Les partisans de l’intégration européenne qui tablaient sur la seule existence de l’euro pour forcer les plus récalcitrants des Etats membres à avancer sur la voie du fédéralisme, se sont trompés. Il n’y a pas de fatalité en matière politique. Sans la volonté de quelques dirigeants, les mécanismes les plus ingénieux sont inefficaces. La crise grecque est une crise de l’euro qui est une crise de l’Europe. Le traité de Lisbonne a satisfait les revendications minimales des Etats, notamment des « grands » soucieux de conserver un veto implicite sur toutes les grandes décisions européennes. Il est bien en deçà des propositions de la Convention présidée par Valéry Giscard d’Estaing, dont les ambitions avaient pourtant été rognées par les gouvernements nationaux.

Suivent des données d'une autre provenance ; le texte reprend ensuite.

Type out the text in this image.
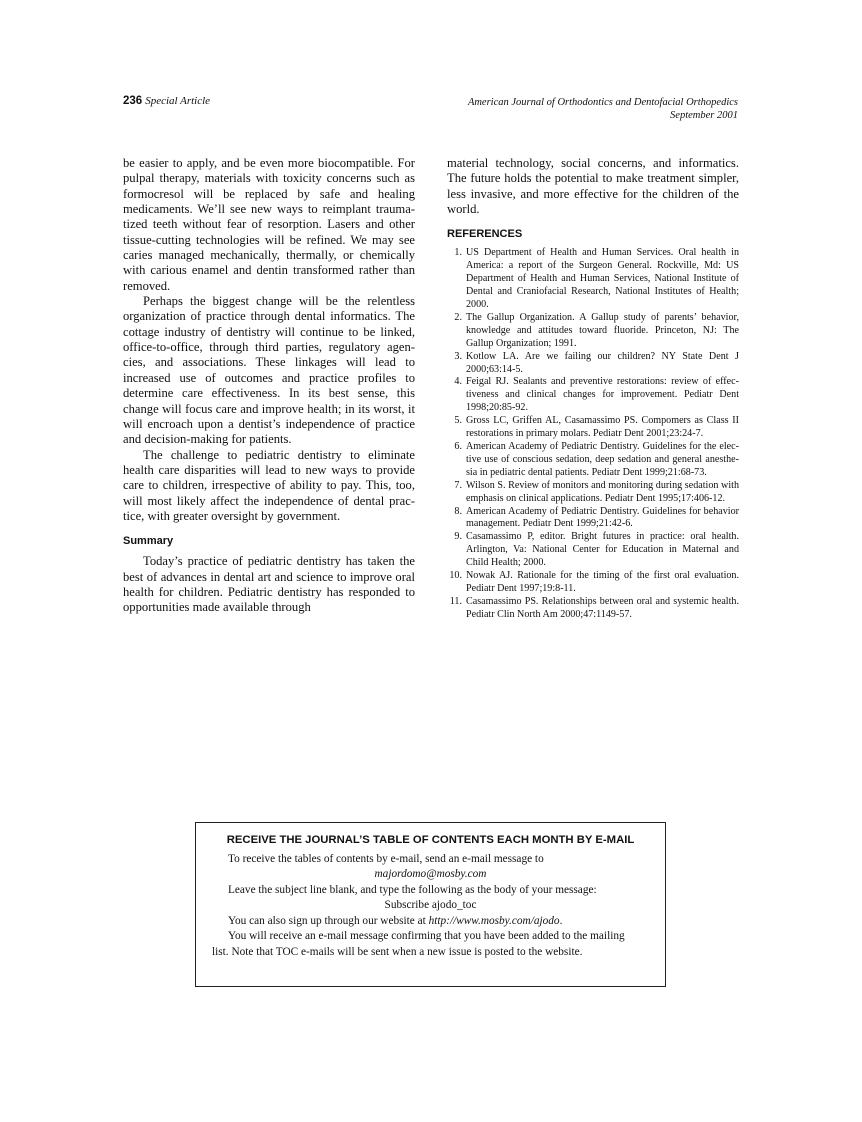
236 Special Article	American Journal of Orthodontics and Dentofacial Orthopedics
September 2001

be easier to apply, and be even more biocompatible. For pulpal therapy, materials with toxicity concerns such as formocresol will be replaced by safe and healing medicaments. We’ll see new ways to reimplant traumatized teeth without fear of resorption. Lasers and other tissue-cutting technologies will be refined. We may see caries managed mechanically, thermally, or chemically with carious enamel and dentin transformed rather than removed.

Perhaps the biggest change will be the relentless organization of practice through dental informatics. The cottage industry of dentistry will continue to be linked, office-to-office, through third parties, regulatory agencies, and associations. These linkages will lead to increased use of outcomes and practice profiles to determine care effectiveness. In its best sense, this change will focus care and improve health; in its worst, it will encroach upon a dentist’s independence of practice and decision-making for patients.

The challenge to pediatric dentistry to eliminate health care disparities will lead to new ways to provide care to children, irrespective of ability to pay. This, too, will most likely affect the independence of dental practice, with greater oversight by government.

Summary

Today’s practice of pediatric dentistry has taken the best of advances in dental art and science to improve oral health for children. Pediatric dentistry has responded to opportunities made available through

material technology, social concerns, and informatics. The future holds the potential to make treatment simpler, less invasive, and more effective for the children of the world.

REFERENCES
1. US Department of Health and Human Services. Oral health in America: a report of the Surgeon General. Rockville, Md: US Department of Health and Human Services, National Institute of Dental and Craniofacial Research, National Institutes of Health; 2000.
2. The Gallup Organization. A Gallup study of parents’ behavior, knowledge and attitudes toward fluoride. Princeton, NJ: The Gallup Organization; 1991.
3. Kotlow LA. Are we failing our children? NY State Dent J 2000;63:14-5.
4. Feigal RJ. Sealants and preventive restorations: review of effectiveness and clinical changes for improvement. Pediatr Dent 1998;20:85-92.
5. Gross LC, Griffen AL, Casamassimo PS. Compomers as Class II restorations in primary molars. Pediatr Dent 2001;23:24-7.
6. American Academy of Pediatric Dentistry. Guidelines for the elective use of conscious sedation, deep sedation and general anesthesia in pediatric dental patients. Pediatr Dent 1999;21:68-73.
7. Wilson S. Review of monitors and monitoring during sedation with emphasis on clinical applications. Pediatr Dent 1995;17:406-12.
8. American Academy of Pediatric Dentistry. Guidelines for behavior management. Pediatr Dent 1999;21:42-6.
9. Casamassimo P, editor. Bright futures in practice: oral health. Arlington, Va: National Center for Education in Maternal and Child Health; 2000.
10. Nowak AJ. Rationale for the timing of the first oral evaluation. Pediatr Dent 1997;19:8-11.
11. Casamassimo PS. Relationships between oral and systemic health. Pediatr Clin North Am 2000;47:1149-57.
RECEIVE THE JOURNAL’S TABLE OF CONTENTS EACH MONTH BY E-MAIL
To receive the tables of contents by e-mail, send an e-mail message to
majordomo@mosby.com
Leave the subject line blank, and type the following as the body of your message:
Subscribe ajodo_toc
You can also sign up through our website at http://www.mosby.com/ajodo.
You will receive an e-mail message confirming that you have been added to the mailing
list. Note that TOC e-mails will be sent when a new issue is posted to the website.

Si la Constitution européenne avait été adoptée en 2005, rien ne dit que la crise grecque n’aurait pas éclaté. Mais l’Union disposerait d’instruments qui lui auraient – peut-être – permis d’y faire face dans de meilleures conditions. La crise est une occasion de convaincre les plus frileux. En repoussant à l’automne, puis à la fin de l’année, les propositions annoncées par Nicolas Sarkozy comme « courageuses », on risque de perdre ce sens de l’urgence et d’ajourner encore les décisions. En attendant la prochaine crise… grecque ou italienne.